Miyazu Bon-odori Matsusaka is a Bon-odori song and dance that is representative of the old castle town and was even once referred to as the “Miyazu Dance Song”. The most prominent theory concerning the song`s origins states that the “matsusaka”, a dance originating from “Ise-odori” spread throughout the country. It is also said locally that the dance, originally taught to samurai as a type of training, spread to the castle town in 1758 when the Honjo Matsudaira family came to rule the Miyazu Clan.
The “Aiyae Dance” is said to originate from Kyushu`s “Haiya-bushi” which spread to several port towns including Miyazu across Japan via sea route.
All three dances each possessing their own unique origins have been passed down through the generations by members of the Miyazu red-light district and people of the old Miyazu castle town. As the three dances spread and continued to be promoted, they were eventually combined and brought together as a sort of folk song suite and given the name “Miyazu Folk Dance”.

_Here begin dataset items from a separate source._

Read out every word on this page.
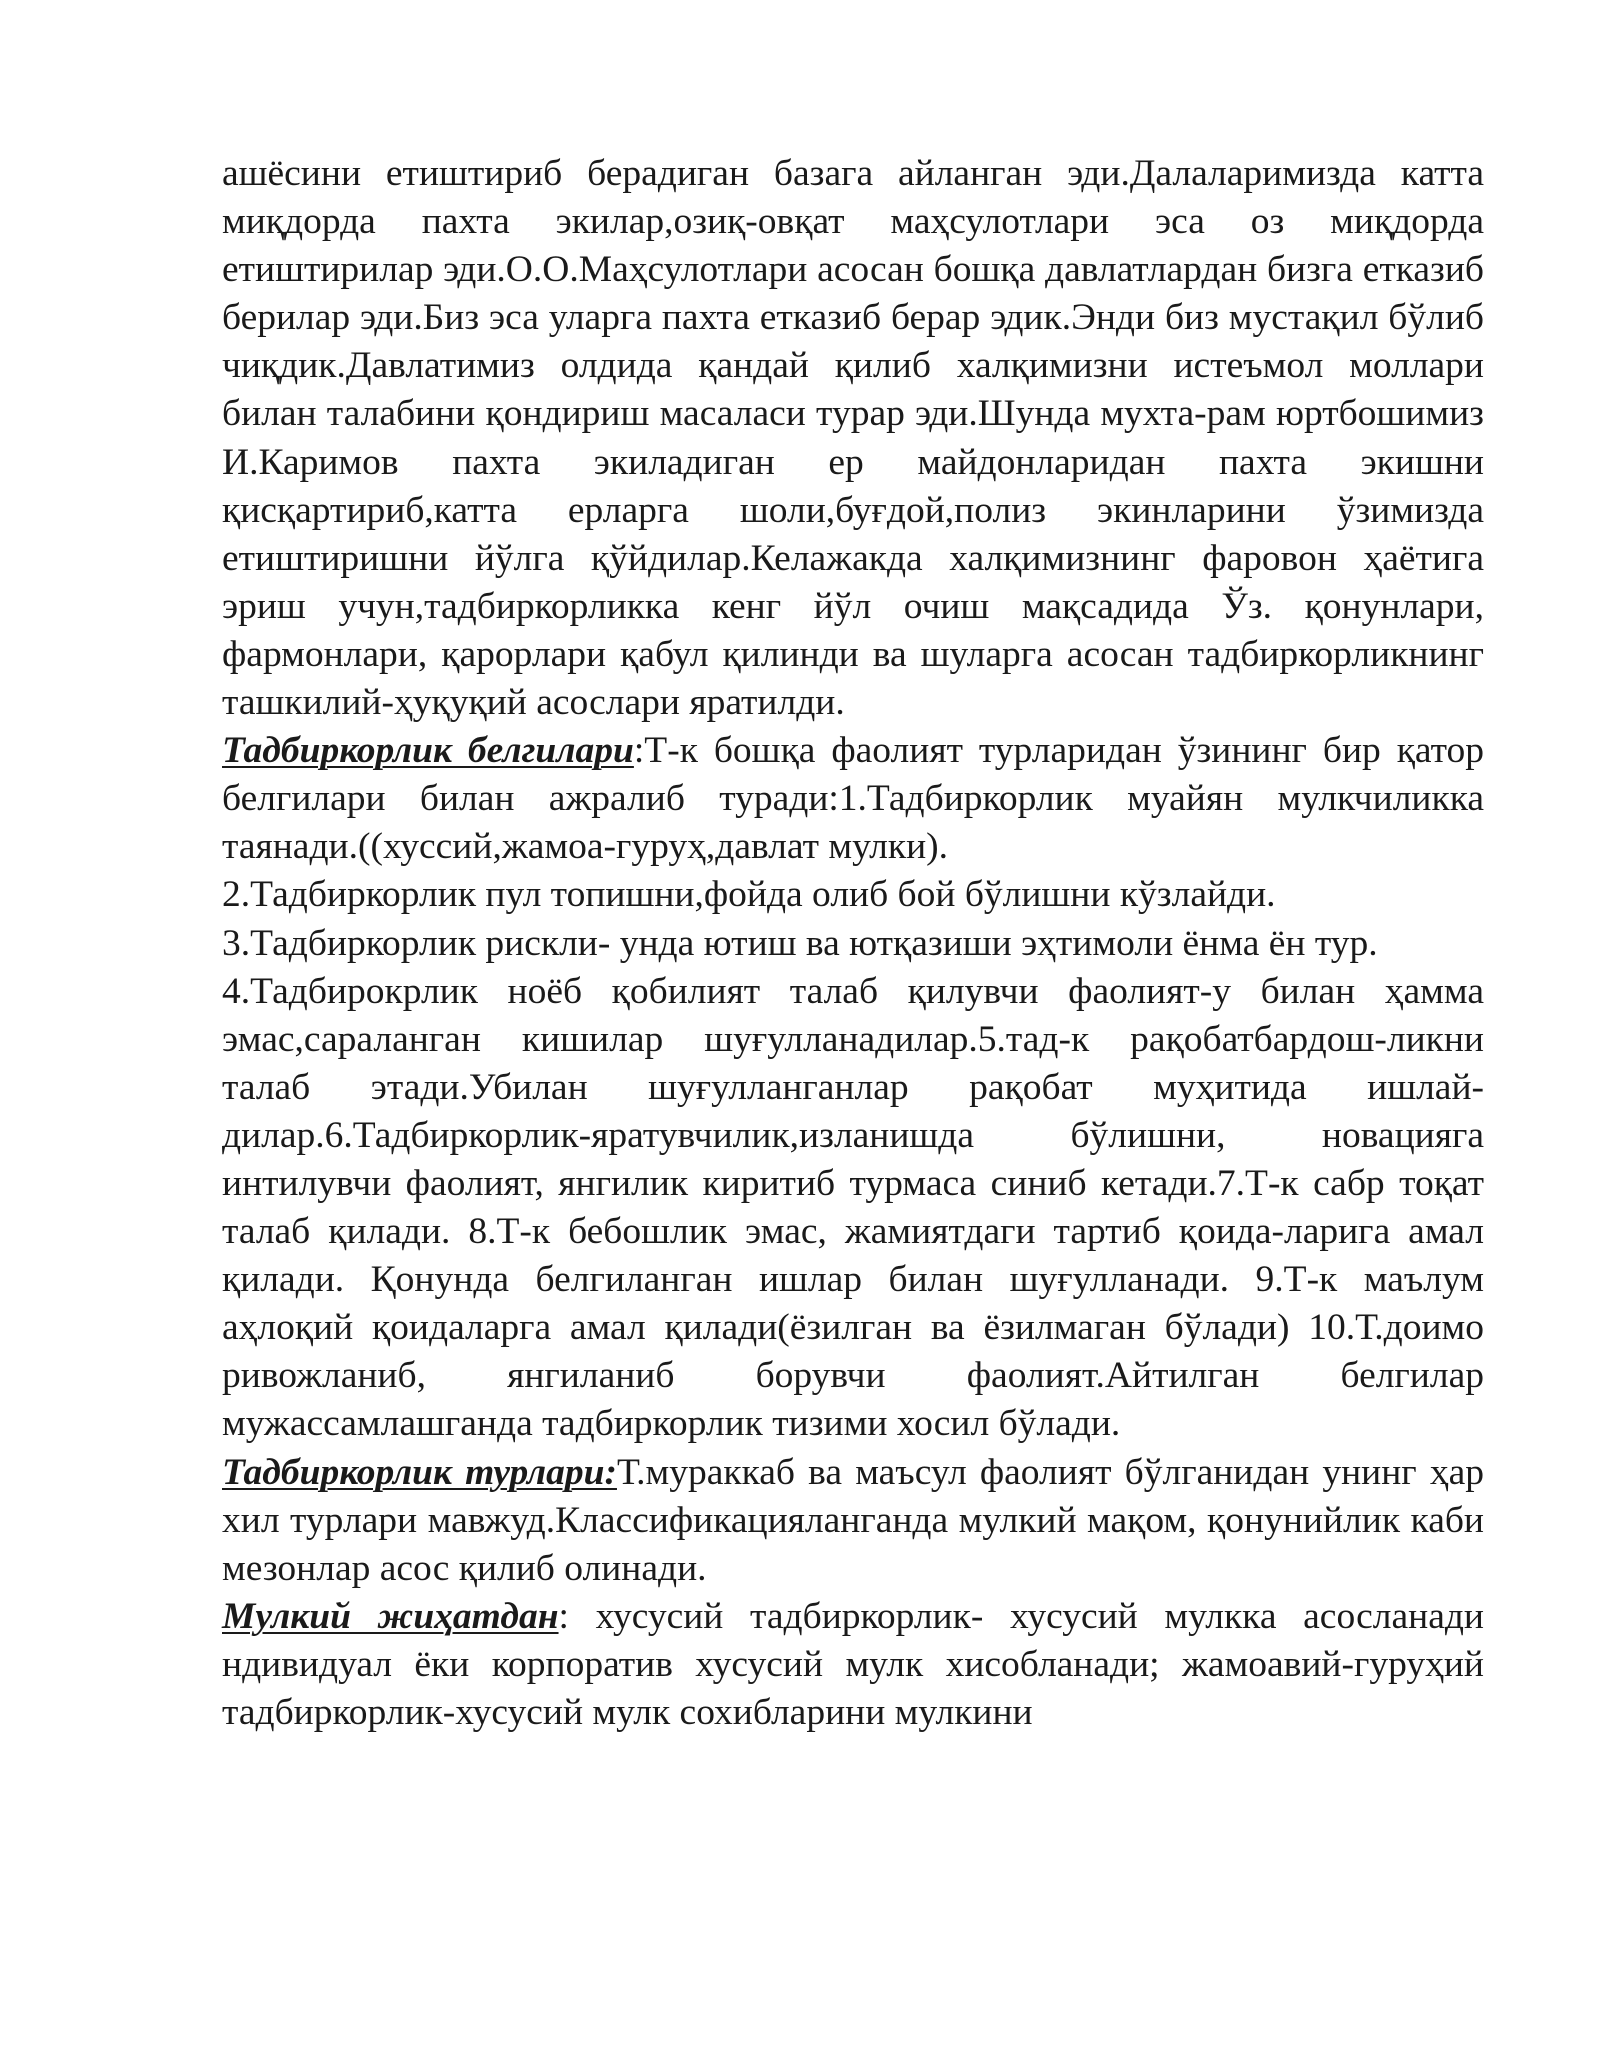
ашёсини етиштириб берадиган базага айланган эди.Далаларимизда катта миқдорда пахта экилар,озиқ-овқат маҳсулотлари эса оз миқдорда етиштирилар эди.О.О.Маҳсулотлари асосан бошқа давлатлардан бизга етказиб берилар эди.Биз эса уларга пахта етказиб берар эдик.Энди биз мустақил бўлиб чиқдик.Давлатимиз олдида қандай қилиб халқимизни истеъмол моллари билан талабини қондириш масаласи турар эди.Шунда мухта-рам юртбошимиз И.Каримов пахта экиладиган ер майдонларидан пахта экишни қисқартириб,катта ерларга шоли,буғдой,полиз экинларини ўзимизда етиштиришни йўлга қўйдилар.Келажакда халқимизнинг фаровон ҳаётига эриш учун,тадбиркорликка кенг йўл очиш мақсадида Ўз. қонунлари, фармонлари, қарорлари қабул қилинди ва шуларга асосан тадбиркорликнинг ташкилий-ҳуқуқий асослари яратилди.

Тадбиркорлик белгилари:Т-к бошқа фаолият турларидан ўзининг бир қатор белгилари билан ажралиб туради:1.Тадбиркорлик муайян мулкчиликка таянади.((хуссий,жамоа-гуруҳ,давлат мулки).

2.Тадбиркорлик пул топишни,фойда олиб бой бўлишни кўзлайди.

3.Тадбиркорлик рискли- унда ютиш ва ютқазиши эҳтимоли ёнма ён тур.

4.Тадбирокрлик ноёб қобилият талаб қилувчи фаолият-у билан ҳамма эмас,сараланган кишилар шуғулланадилар.5.тад-к рақобатбардош-ликни талаб этади.Убилан шуғулланганлар рақобат муҳитида ишлай-дилар.6.Тадбиркорлик-яратувчилик,изланишда бўлишни, новацияга интилувчи фаолият, янгилик киритиб турмаса синиб кетади.7.Т-к сабр тоқат талаб қилади. 8.Т-к бебошлик эмас, жамиятдаги тартиб қоида-ларига амал қилади. Қонунда белгиланган ишлар билан шуғулланади. 9.Т-к маълум аҳлоқий қоидаларга амал қилади(ёзилган ва ёзилмаган бўлади) 10.Т.доимо ривожланиб, янгиланиб борувчи фаолият.Айтилган белгилар мужассамлашганда тадбиркорлик тизими хосил бўлади.

Тадбиркорлик турлари:Т.мураккаб ва маъсул фаолият бўлганидан унинг ҳар хил турлари мавжуд.Классификацияланганда мулкий мақом, қонунийлик каби мезонлар асос қилиб олинади.

Мулкий жиҳатдан: хусусий тадбиркорлик- хусусий мулкка асосланади ндивидуал ёки корпоратив хусусий мулк хисобланади; жамоавий-гуруҳий тадбиркорлик-хусусий мулк сохибларини мулкини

Since then, the dances have continued to be promoted through the enthusiastic efforts of former Geisha, folk dance groups, and citizens beginning with regular performances by the Miyazu Dance Promotion Association. The dances are now known throughout Japan. The dances have also become popular among the citizens and are widely cherished as representative Bon-odori songs of Miyazu as can be seen at the annual Miyazu Citizens` Bon-odori Folk Dance Competition held every year on August 15th. Miyazu Folk Dance`s value as a method of conveying the spirit, vitality, and historical significance of Miyazu castle town which historically flourished as a port town along the Sea of Japan and a pilgrimage site being the location of Amanohashidate is immeasurable.